The number of people who come to me with marital problems is almost, 50/50, regardless of gender.
In the world, laws and systems have been established and support mechanisms have been created based on the assumption that women are victims and men are perpetrators. Therefore, female perpetrators, male victims, and male perpetrators are not eligible for support. These people who have nowhere else to go come to JAFAREC for support that is not available in the world.
I offer support to both men and women, victims and perpetrators alike, and I try to avoid labeling anyone as a perpetrator or a victim.
This is because in each person’s experiences and relationships, one can be a perpetrator or a victim. It depends on the environment and circumstances of the situation, and there is no such thing as 100% perpetrator or 100% victim.
I tell my clients that I would be happy if they would think of their problems as their own, instead of thinking of them as the other person’s problems.
It is natural, in a sense, to be provoked by the words and actions of a person you do not agree with, to become emotional, to lose your cool, and to want to control the other person in some convenient way.
Often, there are many experts who make a business out of helping people by fueling their emotions and intensifying conflicts and disputes. Of course, they may not have malicious intentions, but they may have good intentions or a sense of justice… The result can be unfortunate for everyone in the family.
I am not in it for business, but to help my clients and their entire families to be happy, so I try to support them in a restorative way to avoid conflict as best I can.
I sometimes protect the male victim to the sielter, but I do not tell him to run away or leave. We try to help them get in touch with their wives as soon as possible.
The other day, one such wife contacted me and I listened carefully to her thoughts. The so-called perpetrator knows in their head that violence is wrong, but they can’t control their emotions in the situation and end up committing violence, and this is no different for men and women.
They know that it is wrong and they need to stop, but no matter where they go, they are just told that it is wrong and they need to stop, and there are few people who can tell them how to stop. There is very little support for female perpetrators in terms of de-violence, even less than there is for male perpetrators.
What I repeatedly tell these perpetrators, both men and women, is to stay calm, don’t argue, and call me if you have any concerns.
Big problems happen when one or both parties lose their cool and panic. The problem may be trivial or insignificant, but arguing about it can cause things to move in a terrible direction.
Before that happens, you need to calm down, take a time-out for that, and contact me.

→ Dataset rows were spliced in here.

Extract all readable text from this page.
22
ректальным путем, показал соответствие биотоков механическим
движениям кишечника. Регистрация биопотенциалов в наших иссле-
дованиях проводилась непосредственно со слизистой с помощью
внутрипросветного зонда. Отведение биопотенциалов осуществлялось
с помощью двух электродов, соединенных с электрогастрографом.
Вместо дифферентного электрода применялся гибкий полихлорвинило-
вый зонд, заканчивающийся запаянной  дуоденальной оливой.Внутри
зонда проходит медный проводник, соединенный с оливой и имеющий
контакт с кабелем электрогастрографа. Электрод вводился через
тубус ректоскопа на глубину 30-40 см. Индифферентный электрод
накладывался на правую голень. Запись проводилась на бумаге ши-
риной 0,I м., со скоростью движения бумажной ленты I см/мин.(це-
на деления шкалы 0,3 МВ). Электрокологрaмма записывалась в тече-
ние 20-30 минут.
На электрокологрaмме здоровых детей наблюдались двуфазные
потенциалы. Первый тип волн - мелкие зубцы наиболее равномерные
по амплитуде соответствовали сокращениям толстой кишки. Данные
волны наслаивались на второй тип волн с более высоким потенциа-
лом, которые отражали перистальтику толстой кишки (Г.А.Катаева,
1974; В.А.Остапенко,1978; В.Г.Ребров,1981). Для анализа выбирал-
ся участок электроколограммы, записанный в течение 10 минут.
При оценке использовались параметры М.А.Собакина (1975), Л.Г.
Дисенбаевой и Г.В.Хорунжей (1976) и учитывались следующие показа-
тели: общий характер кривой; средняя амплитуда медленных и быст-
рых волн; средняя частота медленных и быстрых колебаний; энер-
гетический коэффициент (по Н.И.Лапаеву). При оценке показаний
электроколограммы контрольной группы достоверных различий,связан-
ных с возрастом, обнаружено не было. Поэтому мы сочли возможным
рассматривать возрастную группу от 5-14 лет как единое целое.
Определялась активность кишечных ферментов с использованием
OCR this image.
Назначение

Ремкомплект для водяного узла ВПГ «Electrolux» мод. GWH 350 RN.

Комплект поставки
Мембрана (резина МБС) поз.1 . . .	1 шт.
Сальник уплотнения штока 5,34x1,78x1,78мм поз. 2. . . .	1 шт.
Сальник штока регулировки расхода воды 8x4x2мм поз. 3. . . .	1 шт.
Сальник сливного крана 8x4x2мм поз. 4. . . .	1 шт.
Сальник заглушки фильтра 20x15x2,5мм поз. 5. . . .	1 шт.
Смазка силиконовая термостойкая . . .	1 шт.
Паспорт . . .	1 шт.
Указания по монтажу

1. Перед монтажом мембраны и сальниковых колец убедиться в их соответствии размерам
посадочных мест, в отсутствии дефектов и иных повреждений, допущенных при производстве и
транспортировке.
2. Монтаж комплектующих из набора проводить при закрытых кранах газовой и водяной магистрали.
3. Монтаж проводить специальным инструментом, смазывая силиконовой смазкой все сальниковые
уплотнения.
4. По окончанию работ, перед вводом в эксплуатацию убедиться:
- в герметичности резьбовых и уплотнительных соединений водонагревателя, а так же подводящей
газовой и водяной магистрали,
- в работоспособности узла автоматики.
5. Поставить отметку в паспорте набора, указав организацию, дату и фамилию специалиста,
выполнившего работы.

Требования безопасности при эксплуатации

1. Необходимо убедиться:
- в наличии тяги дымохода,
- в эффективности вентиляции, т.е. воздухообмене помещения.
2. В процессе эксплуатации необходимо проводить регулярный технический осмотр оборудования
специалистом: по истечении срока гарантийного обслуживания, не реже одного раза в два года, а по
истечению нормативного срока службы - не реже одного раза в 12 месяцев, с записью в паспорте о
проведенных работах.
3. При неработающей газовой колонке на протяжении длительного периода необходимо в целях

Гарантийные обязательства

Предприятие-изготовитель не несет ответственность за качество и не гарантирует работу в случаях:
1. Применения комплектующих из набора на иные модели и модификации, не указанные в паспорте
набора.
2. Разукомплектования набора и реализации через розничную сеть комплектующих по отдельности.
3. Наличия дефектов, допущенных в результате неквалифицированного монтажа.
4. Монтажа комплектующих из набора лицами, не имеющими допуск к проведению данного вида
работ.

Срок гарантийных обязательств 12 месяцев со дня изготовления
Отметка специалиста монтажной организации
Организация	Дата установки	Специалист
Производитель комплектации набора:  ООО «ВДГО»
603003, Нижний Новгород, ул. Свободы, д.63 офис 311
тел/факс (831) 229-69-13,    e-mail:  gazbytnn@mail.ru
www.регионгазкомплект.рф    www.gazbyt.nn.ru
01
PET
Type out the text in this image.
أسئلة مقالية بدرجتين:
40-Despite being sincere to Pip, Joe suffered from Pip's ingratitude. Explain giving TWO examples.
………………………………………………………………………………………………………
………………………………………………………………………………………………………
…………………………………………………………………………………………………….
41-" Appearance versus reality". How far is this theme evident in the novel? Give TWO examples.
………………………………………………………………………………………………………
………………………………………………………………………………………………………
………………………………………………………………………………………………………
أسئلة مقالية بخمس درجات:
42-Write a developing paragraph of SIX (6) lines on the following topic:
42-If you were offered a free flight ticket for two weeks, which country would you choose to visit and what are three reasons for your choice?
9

Then, when things have settled down, we can have a long conversation about the nature of the problem, clear up any misunderstandings, and come to a mutual understanding of each other’s feelings and thoughts, so that the conflict can be reduced and things can move in a restorative way.
This kind of support is difficult for lawyers who cannot represent both sides of the case, and it is also difficult for supporters who can understand and deal with both the perpetrator and the victim… I wish there were more supporters who could provide such support, but… well, it’s a long way to go.

Originally posted on May 30, 2018
English text translated with DeepL (Japanese to English) and checked by Mina.